Blue Is the Warmest Colour (2013, dir. Abdellatif Kechiche)
Outside of director Abdellatif Kechiche’s allegedly volatile treatment of actresses Léa Seydoux and Adele Exarchopoulos on the set of the 2013 Cannes Palme d’Or winner, Blue Is the Warmest Color tells a tender, captivating love story between two young women who help each other evolve from teenage abandon to emotional maturity.
The Adventures of Priscilla, Queen of the Desert (1994, dir.

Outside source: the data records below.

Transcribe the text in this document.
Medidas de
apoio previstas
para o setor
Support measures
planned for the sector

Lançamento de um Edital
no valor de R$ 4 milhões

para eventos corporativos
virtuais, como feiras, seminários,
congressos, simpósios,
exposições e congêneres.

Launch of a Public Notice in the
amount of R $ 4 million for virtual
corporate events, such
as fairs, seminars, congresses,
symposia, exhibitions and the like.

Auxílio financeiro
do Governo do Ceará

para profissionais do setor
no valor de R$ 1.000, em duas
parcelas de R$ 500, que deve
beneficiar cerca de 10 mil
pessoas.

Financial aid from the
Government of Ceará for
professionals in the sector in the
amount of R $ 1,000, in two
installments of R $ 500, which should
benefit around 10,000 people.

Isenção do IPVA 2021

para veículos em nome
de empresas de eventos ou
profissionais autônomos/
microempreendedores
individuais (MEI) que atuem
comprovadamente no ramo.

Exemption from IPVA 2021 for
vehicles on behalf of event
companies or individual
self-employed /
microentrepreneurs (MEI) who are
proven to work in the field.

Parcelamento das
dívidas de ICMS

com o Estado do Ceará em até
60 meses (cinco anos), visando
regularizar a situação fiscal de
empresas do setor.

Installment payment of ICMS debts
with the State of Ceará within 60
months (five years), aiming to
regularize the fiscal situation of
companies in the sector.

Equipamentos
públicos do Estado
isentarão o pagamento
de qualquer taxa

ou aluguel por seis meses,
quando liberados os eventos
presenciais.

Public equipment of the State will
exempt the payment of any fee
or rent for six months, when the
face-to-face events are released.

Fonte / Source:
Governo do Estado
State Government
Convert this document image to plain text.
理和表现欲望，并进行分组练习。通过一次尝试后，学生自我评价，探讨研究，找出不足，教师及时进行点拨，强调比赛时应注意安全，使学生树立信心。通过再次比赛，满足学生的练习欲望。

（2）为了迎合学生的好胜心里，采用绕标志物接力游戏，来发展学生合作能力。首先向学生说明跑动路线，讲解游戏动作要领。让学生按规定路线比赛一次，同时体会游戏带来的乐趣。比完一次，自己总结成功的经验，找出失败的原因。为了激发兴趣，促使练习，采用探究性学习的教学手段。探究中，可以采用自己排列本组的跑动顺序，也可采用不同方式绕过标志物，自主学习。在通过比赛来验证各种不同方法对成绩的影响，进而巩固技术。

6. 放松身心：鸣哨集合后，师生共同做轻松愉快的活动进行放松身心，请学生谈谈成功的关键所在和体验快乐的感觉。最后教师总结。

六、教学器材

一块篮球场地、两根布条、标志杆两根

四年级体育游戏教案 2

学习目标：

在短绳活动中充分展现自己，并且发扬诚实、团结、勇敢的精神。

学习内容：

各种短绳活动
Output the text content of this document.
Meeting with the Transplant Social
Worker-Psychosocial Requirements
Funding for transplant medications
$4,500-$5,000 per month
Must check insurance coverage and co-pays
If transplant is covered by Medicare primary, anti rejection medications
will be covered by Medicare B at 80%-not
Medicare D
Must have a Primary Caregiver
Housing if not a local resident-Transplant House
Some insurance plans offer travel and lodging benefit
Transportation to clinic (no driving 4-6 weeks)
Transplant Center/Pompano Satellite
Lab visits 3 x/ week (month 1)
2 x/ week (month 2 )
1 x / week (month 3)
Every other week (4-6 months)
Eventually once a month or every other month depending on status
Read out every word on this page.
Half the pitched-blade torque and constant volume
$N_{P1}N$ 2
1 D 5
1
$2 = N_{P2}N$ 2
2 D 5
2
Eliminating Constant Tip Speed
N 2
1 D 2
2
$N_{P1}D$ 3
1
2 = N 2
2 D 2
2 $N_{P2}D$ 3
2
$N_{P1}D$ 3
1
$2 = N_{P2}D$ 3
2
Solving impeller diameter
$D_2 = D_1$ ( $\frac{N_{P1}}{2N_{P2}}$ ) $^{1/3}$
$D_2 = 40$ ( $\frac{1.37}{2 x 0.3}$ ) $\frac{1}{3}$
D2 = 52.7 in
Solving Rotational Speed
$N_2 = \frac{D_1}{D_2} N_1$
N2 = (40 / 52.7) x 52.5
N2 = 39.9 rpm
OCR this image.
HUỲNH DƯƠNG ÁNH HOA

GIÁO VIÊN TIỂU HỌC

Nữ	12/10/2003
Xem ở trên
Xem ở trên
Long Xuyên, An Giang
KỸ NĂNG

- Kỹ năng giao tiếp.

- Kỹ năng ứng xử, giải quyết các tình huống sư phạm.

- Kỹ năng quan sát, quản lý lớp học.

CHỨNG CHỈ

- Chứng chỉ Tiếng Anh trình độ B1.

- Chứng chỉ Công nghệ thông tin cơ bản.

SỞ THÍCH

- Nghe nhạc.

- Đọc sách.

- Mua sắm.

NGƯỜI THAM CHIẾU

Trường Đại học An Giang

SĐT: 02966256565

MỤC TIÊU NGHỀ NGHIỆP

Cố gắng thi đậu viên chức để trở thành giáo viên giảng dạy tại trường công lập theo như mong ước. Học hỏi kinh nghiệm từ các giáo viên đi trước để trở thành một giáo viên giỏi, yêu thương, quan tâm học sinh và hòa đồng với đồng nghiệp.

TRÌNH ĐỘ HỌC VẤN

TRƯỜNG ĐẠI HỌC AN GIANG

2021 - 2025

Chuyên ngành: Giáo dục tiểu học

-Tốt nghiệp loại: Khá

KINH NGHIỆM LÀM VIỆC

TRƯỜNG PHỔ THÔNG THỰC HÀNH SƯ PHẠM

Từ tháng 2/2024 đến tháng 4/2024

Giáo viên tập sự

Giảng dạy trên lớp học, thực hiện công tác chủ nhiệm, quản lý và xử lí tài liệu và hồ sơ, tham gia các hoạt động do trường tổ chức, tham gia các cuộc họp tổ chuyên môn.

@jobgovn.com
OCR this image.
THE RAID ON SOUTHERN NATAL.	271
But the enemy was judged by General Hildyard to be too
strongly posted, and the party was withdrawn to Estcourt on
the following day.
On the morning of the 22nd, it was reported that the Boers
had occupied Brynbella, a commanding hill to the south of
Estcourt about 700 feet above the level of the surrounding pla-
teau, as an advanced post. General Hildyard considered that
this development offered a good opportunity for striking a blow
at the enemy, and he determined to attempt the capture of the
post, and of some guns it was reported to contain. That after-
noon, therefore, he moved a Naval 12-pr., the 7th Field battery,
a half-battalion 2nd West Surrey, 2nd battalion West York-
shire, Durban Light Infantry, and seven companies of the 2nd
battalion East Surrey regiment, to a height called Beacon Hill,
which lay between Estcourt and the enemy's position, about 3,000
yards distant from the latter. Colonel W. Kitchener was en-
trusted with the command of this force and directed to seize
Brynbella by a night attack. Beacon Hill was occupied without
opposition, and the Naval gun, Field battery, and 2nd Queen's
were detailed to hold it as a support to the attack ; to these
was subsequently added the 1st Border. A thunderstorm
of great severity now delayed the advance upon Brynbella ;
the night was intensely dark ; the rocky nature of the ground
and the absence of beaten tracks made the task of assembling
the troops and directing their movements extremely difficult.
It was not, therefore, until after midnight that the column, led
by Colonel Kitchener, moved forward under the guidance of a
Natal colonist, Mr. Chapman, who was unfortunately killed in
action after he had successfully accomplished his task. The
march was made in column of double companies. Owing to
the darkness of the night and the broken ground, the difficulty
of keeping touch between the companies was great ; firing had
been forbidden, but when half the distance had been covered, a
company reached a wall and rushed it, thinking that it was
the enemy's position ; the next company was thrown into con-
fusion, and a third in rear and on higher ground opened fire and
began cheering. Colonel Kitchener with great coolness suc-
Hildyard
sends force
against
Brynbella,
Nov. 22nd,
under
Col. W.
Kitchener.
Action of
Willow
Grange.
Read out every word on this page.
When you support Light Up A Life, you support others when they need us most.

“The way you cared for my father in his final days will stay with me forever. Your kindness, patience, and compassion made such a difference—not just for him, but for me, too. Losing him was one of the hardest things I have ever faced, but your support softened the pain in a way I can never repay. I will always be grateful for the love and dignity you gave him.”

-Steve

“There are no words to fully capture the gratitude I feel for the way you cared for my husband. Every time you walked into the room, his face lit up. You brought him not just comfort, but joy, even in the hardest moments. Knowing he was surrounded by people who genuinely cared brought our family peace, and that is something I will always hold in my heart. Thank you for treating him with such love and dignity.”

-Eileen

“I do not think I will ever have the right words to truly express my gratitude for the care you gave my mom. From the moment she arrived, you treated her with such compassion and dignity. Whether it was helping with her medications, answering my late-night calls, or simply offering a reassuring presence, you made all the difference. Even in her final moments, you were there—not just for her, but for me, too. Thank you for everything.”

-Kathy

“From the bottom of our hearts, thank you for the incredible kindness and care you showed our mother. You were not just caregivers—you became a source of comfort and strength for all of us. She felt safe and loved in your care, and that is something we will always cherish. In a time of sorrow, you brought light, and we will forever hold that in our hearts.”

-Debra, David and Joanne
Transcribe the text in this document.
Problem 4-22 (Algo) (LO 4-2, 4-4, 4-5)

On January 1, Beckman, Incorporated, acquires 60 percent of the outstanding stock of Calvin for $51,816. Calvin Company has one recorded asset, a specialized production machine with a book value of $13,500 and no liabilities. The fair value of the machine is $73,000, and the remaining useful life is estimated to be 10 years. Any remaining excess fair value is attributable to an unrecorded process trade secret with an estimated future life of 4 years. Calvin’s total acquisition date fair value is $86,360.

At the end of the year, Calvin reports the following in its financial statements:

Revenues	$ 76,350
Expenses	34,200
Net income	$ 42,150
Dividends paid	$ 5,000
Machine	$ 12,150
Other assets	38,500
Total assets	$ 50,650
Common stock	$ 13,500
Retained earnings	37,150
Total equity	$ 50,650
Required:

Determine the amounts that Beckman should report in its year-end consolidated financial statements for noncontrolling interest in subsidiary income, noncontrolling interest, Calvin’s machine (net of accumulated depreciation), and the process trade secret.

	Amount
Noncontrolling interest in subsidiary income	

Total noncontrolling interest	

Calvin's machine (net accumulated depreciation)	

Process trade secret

Stephan Elliott)
This Australian comedy stars Hugo Weaving, Guy Pearce, and Terence Stamp as drag performers who tour their art across the desert while riding in a giant bus they’ve nicknamed Priscilla.
To Wong Foo, Thanks for Everything! Julie Newmar (1995, dir. Beeban Kidron)
Patrick Swayze, Wesley Snipes, and John Leguizamo play three drag queens traveling across the country in this offbeat comedy, which also features an iconic performance from drag superstar RuPaul.
The Birdcage (1996, dir. Mike Nichols)
Adapted from Édouard Molinaro’s 1978 film La Cage aux Folles, Mike Nichols’ 1996 dramedy tackled casual American conservatism head-on as it followed a gay cabaret owner (Robin Williams) and his performance artist partner (Nathan Lane) as they attempt to mask their real lives from their son’s fiancée’s right-wing parents.
BPM (Beats per Minute) (2017, dir. Robin Campillo)
Years after Hollywood overplayed the doom and gloom of the AIDS crisis on the big screen, director Robin Campillo found a fresh way into covering the epidemic by chronicling the lives of various Parisian activists who, in 1990s France, worked to raise HIV awareness as part of the influential grassroots organization ACT UP.